結局、離婚するしないは大きなことではなく、信頼関係ができるかできないか、自分の問題にそれぞれが向き合えるかどうか、そのあたりが大切なこと、そのためにいろいろ支援ができるし、とりあえず、カウンセリングやグループワークは、その問題解決には有効だから、と、その方にはご本人にも、相手方の夫さんにもワークやカウンセリングをお勧めしました。
距離を保ちながら、それぞれが自分と向き合いながら、時間をかけてひとつひとつ問題点を改善していくことで、新しい夫婦関係を再構築することが可能です。このことは子供に取っても最善の結果をもたらします。たとえそれが離婚になつたとしても。
司法は戦いの場、修復には向かわないし再同居は危険だし
引き換え、そういった修復的支援なく法的な闘争で傷つけあって離婚しても、問題は終わらないし、相互不信や恨みつらみが残ったままの暮らしになります。これは子供に取って、とても辛い現実になってしまいかねません。
かといって、離婚したら子供がかわいそうということで、夫の反省や謝罪を信じて問題解決しないまま、再同居すれば、また葛藤が高じてDVやモラハラになる可能性はとても高いといえるでしょう。これはこれで子供は更に傷つくし、問題は連鎖してしまいます。
中立的立場での修復的支援の意味
モラハラで妻が家を出たとか、DVで妻がシェルターに入ったとかいうケースでも、時間かけて、関係修復し時間かけて再同居に至るケースも少なくないけれど、それは夫婦がともに私につながってくれている場合が多いようです。
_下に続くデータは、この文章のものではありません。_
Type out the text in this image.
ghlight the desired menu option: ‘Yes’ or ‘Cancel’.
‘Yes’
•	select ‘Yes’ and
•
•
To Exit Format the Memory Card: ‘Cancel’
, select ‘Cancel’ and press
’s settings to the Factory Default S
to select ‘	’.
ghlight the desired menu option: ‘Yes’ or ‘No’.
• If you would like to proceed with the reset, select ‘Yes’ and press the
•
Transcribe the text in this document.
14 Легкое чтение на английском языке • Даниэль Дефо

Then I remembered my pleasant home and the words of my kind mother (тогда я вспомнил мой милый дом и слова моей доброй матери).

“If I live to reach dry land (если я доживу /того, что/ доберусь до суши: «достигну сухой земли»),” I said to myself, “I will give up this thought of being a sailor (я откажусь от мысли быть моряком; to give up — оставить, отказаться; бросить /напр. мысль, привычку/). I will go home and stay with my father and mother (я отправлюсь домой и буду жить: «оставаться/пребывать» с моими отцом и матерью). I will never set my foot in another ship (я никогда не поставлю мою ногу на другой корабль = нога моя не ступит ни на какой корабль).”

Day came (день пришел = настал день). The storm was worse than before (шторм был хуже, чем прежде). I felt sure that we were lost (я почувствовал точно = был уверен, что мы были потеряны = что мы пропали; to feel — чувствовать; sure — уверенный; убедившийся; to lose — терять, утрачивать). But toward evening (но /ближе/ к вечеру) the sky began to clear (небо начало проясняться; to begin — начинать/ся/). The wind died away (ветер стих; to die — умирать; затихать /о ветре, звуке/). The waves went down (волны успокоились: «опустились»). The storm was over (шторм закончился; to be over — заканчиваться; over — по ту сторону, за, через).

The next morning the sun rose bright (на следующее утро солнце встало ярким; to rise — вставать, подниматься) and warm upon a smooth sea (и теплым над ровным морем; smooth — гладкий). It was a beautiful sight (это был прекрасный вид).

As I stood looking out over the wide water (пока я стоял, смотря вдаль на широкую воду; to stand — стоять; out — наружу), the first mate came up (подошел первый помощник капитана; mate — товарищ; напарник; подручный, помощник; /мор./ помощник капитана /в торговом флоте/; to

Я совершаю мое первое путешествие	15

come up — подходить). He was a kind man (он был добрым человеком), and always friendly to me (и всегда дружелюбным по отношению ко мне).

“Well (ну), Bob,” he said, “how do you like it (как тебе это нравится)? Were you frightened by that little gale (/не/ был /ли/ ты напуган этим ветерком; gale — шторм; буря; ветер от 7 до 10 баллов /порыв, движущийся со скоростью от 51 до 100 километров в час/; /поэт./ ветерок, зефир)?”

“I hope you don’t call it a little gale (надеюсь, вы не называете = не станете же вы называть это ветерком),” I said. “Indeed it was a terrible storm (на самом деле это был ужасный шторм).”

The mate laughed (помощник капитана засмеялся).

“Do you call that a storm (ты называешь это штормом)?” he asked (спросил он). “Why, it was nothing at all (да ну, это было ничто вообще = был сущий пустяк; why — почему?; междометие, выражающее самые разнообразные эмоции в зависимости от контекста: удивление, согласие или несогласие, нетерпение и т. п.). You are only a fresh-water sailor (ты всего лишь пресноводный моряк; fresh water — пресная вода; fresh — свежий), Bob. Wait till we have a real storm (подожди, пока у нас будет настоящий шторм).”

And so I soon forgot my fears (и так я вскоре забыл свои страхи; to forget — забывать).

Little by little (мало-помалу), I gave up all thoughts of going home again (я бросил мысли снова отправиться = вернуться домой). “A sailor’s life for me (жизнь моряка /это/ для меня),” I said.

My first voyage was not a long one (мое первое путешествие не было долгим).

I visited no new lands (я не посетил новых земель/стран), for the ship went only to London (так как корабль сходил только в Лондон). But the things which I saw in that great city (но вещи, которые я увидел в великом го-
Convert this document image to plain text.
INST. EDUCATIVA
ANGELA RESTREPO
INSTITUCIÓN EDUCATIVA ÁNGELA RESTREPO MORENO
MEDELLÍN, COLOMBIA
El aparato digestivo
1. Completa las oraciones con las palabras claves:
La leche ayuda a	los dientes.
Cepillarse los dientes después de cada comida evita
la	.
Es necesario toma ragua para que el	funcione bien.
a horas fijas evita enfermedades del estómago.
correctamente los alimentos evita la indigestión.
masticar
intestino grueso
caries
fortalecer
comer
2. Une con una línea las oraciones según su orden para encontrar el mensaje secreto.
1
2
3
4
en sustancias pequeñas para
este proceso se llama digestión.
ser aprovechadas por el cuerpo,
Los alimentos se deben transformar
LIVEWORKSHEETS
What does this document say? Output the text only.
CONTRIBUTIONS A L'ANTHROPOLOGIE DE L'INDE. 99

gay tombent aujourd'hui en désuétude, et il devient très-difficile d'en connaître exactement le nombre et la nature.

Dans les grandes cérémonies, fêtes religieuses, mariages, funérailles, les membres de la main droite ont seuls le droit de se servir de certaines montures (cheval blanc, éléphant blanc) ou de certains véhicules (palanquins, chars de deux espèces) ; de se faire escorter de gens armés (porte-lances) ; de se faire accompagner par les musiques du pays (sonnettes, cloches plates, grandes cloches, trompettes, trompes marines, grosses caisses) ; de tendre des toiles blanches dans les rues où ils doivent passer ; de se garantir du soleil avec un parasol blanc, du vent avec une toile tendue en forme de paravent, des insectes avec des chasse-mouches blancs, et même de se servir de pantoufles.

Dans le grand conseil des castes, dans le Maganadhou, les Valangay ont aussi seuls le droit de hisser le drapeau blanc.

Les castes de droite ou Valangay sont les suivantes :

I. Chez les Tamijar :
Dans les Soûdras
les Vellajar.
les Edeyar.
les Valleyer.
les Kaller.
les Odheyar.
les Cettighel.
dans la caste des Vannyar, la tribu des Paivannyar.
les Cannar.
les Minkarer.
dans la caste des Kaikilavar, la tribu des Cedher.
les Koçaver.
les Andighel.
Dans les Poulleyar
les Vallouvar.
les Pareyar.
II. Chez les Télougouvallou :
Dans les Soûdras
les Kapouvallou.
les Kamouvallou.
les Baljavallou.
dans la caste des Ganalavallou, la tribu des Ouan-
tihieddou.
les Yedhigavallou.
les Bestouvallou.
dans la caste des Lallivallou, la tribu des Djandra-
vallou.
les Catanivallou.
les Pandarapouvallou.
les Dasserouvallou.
私は片方だけの支援で、相手方には親族や弁護士がついて、相手方が支援者にコントロールされている場合は夫婦間の修復的な動きにはなりにくいのも事実。そんなときは相手方の将来には責任を負う必要もないので、こちらの当事者の回復や豊かな将来のための支援が続くことになります。
反省だけでは無意味
何れにしても、反省するだけでは、ほとんど関係修復、家族再構築にはあまり意味はないってことですね。反省ではなくて、修復的な支援を受けつつ、自分と向き合い、自分を成長させること・・・が必要だけれど、その場につながらないことにはねぇ。
加害女性や被害男性も共に参加するというメンズプログラムの脱暴力グループワーク。こんな支援の場ってどこにもありません。